Add to that the fact that campaigns commonly call their opponents liars and naifs; candidates do not universally get called Arabs and terrorists. Add to that the fact that the McCain campaign itself has said that Obama has lied and is unqualified (as Obama people have said of McCain and Palin, respectively).

But for journalists, non-opinion writers in particular, to make that call has long been considered close to anathema. The press, especially in controversial areas like politics, has followed a standard of balance and equivalency, no matter the subject. If someone says it is day, you find someone to say it is night, and you treat both arguments as equally likely to be true (as if it were dusk 24 hours a day). If a scientist says man caused climate change, you find one who says otherwise.

The problem with this approach is that it was less about finding the truth than avoiding responsibility for adjudicating truth. “We gave both sides” was the ultimate defense. People can decide for themselves!

And so if one campaign charged another with an outrage, you were not only obligated to give the other side, but to look for counterexamples and to treat them as—at least arguably—equivalent. Some say this! And some say that! Who knows who’s right? What is truth?

In its defense, this approach of equivalency was a safeguard against news organizations turning into arms of the campaigns. But it also made possible things like the Swift Boat smears against John Kerry, which were largely given some-say-this-some-say-that treatment.

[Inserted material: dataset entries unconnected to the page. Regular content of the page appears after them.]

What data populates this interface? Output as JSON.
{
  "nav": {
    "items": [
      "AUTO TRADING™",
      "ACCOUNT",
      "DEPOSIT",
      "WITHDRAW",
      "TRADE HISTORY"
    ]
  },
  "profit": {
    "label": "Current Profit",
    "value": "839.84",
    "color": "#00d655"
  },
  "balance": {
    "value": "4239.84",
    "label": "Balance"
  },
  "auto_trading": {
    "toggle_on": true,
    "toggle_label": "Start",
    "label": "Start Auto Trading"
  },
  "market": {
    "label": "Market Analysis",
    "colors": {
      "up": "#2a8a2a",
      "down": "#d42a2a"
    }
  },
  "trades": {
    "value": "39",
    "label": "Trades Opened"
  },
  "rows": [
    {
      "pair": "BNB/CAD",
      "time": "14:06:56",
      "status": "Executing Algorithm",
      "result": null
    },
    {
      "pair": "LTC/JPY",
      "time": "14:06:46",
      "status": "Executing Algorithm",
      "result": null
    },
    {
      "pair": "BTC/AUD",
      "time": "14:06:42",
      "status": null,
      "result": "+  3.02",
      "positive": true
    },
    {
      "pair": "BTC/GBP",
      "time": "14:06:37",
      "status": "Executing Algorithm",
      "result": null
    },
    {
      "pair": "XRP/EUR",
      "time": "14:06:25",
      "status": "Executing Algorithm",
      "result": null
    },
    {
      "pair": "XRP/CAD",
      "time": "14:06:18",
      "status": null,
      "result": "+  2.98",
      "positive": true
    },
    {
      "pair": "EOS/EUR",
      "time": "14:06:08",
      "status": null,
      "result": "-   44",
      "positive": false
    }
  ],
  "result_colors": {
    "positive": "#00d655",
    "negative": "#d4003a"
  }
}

The problem with that kind of equivalency, however, is that by throwing up your hands and refusing to adjudicate, you give the advantage to whoever is willing to come up with the boldest, most egregious line of B.S. It is not a practice that actually serves your audience, which looks to the media to cut through the B.S. and say what is actually true. But you’ve got an airtight defense against bias!

Frankly, I think that this is where a lot of the frustration in the McCain camp comes from. Under the old system, their arguments would be working much better. The rules have, to some extent, changed; and whether it’s because of press bias or a broader shift in press mores, either way, it’s working against them. They are probably being treated differently than they would have, say, in 2004; that is not the same as saying they are being treated unfairly.

Now it’s possible that the press are making the right decision for the wrong reasons. Maybe it’s only because journalists are so throughly smitten with Obama that they are shedding the old practice of false equivalency. Maybe the rush of critical reporting after Katrina showed the press that it was safe to call shots like “this campaign is more egregiously over the line,” or “this government disaster response is not working.” Immediately after 9/11, when a press was facing a business slowdown and terrified of being seen as unpatriotic, the attitude was much different.

Regardless of the motivation for moving away from knee-jerk equivalency, it’s still the right move to make. And it’s being made slowly and only in some instances: there’s still plenty of false equivalency out there.

And yet, a campaign suddenly caught working in an environment where the rules have changed has a point. It’s not the McCain campaign’s fault that they were expecting the press to use the same on-the-one-hand-on-the-other frame it always used to. It’s unlucky for them. It’s unfair.

But in a case where two competing claims really are not equivalent, sometimes unfair and unbalanced actually amount to the right thing.